Le piège le plus fréquent que je vois dans les familles – et dans lequel je suis moi-même tombée – c’est de vouloir donner exactement la même chose au même moment à chaque enfant pour éviter les pleurs. C’est une erreur. Une vraie.

L’équité en simultané est une illusion qui nuit à tout le monde. Elle retire aux aînés des droits qu’ils ont gagnés légalement. Et elle expose les plus jeunes à des contenus ou des durées mal adaptés à leur cerveau. L’étude ELFE 2019 le rappelle : 54% des enfants utilisent déjà un écran numérique à 5,5 ans. La question n’est plus « faut-il des écrans » – c’est déjà réglé. La vraie question est : comment structurer les droits de manière lisible et juste ?

La vraie équité, celle que défend mpedia depuis 2020, c’est d’être « globalement équitable en attention et en temps de qualité », pas en droits identiques au même instant. Concrètement : quand l’aîné a 45 minutes de jeu vidéo, le cadet a 20 minutes de dessin animé accompagné ET 25 minutes de jeu exclusif avec un parent. La balance bascule vers l’équilibre, mais pas de la façon que l’enfant de 5 ans imaginez.

La règle 3-6-9-12 de Serge Tisseron n’est pas parfaite. Mais elle offre ce qu’aucune autre chose ne peut : un argument qui ne vient pas de votre préférence parentale. Il vient d’un consensus médical formalisé en 2013 et renforcé en 2023 par une commission d’experts mandatée par l’État.

Affichez ces repères. Expliquez-les à chaque enfant selon son niveau de compréhension.
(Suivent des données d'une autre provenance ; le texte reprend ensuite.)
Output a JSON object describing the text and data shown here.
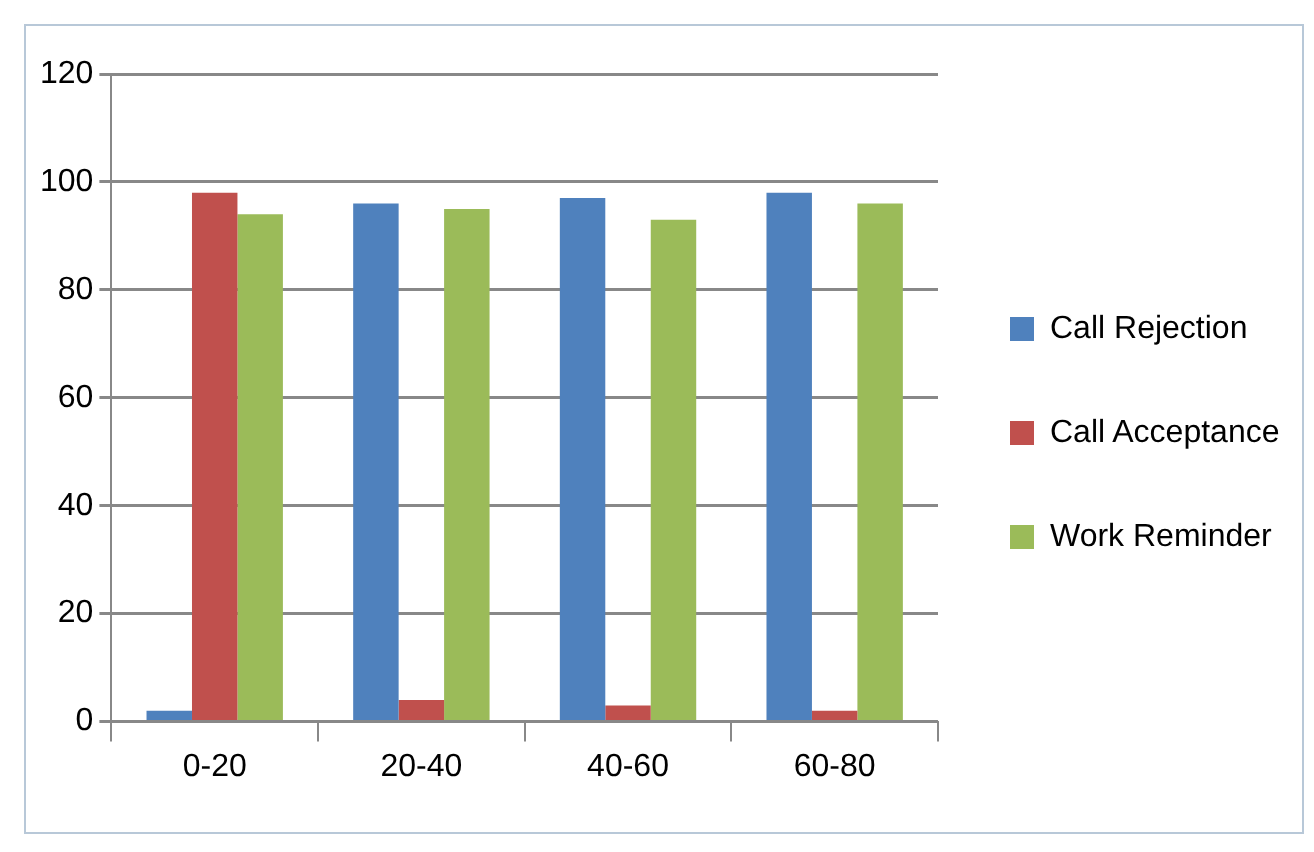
{
  "chart_data": {
    "type": "bar",
    "categories": [
      "0-20",
      "20-40",
      "40-60",
      "60-80"
    ],
    "series": [
      {
        "name": "Call Rejection",
        "color": "#4f81bd",
        "values": [
          2,
          96,
          97,
          98
        ]
      },
      {
        "name": "Call Acceptance",
        "color": "#c0504d",
        "values": [
          98,
          4,
          3,
          2
        ]
      },
      {
        "name": "Work Reminder",
        "color": "#9bbb59",
        "values": [
          94,
          95,
          93,
          96
        ]
      }
    ],
    "ylim": [
      0,
      120
    ],
    "yticks": [
      0,
      20,
      40,
      60,
      80,
      100,
      120
    ],
    "grid": "y",
    "legend": "right"
  }
}
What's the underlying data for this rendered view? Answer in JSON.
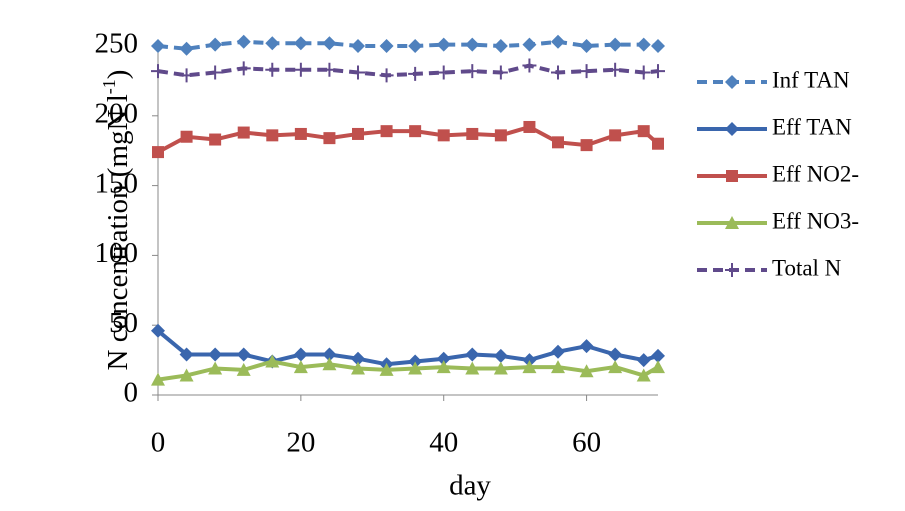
{
  "chart_data": {
    "type": "line",
    "ylabel_parts": [
      "N concentration (mgN l",
      "-1",
      ")"
    ],
    "xlabel": "day",
    "x": [
      0,
      4,
      8,
      12,
      16,
      20,
      24,
      28,
      32,
      36,
      40,
      44,
      48,
      52,
      56,
      60,
      64,
      68,
      70
    ],
    "xlim": [
      0,
      70
    ],
    "xticks": [
      0,
      20,
      40,
      60
    ],
    "ylim": [
      0,
      250
    ],
    "yticks": [
      0,
      50,
      100,
      150,
      200,
      250
    ],
    "series": [
      {
        "name": "Inf TAN",
        "color": "#4f81bd",
        "dash": true,
        "marker": "diamond",
        "values": [
          250,
          248,
          251,
          253,
          252,
          252,
          252,
          250,
          250,
          250,
          251,
          251,
          250,
          251,
          253,
          250,
          251,
          251,
          250
        ]
      },
      {
        "name": "Eff TAN",
        "color": "#3a66ad",
        "dash": false,
        "marker": "diamond",
        "values": [
          46,
          29,
          29,
          29,
          24,
          29,
          29,
          26,
          22,
          24,
          26,
          29,
          28,
          25,
          31,
          35,
          29,
          25,
          28
        ]
      },
      {
        "name": "Eff NO2-",
        "color": "#c0504d",
        "dash": false,
        "marker": "square",
        "values": [
          174,
          185,
          183,
          188,
          186,
          187,
          184,
          187,
          189,
          189,
          186,
          187,
          186,
          192,
          181,
          179,
          186,
          189,
          180
        ]
      },
      {
        "name": "Eff NO3-",
        "color": "#9bbb59",
        "dash": false,
        "marker": "triangle",
        "values": [
          11,
          14,
          19,
          18,
          24,
          20,
          22,
          19,
          18,
          19,
          20,
          19,
          19,
          20,
          20,
          17,
          20,
          14,
          20
        ]
      },
      {
        "name": "Total N",
        "color": "#604a8b",
        "dash": true,
        "marker": "plus",
        "values": [
          232,
          229,
          231,
          234,
          233,
          233,
          233,
          231,
          229,
          230,
          231,
          232,
          231,
          236,
          231,
          232,
          233,
          231,
          232
        ]
      }
    ]
  }
}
Et assumez que des règles différentes selon l’âge ne sont pas une faiblesse parentale. Elles prouvent que vous avez compris que chaque enfant a besoin d’une protection sur mesure – pas d’un traitement uniforme qui ne protège personne.

Bon à savoir – les repères officiels dans le carnet de santé

Depuis janvier 2025, les recommandations du ministère de la Santé sur les écrans sont intégrées directement au carnet de santé de l’enfant. Vous pouvez les montrer à vos enfants comme un document officiel – au même titre que les repères de croissance ou les vaccins. Cela retire la règle du champ des décisions parentales pour la placer dans un cadre médical partagé, ce qui facilite considérablement son acceptation.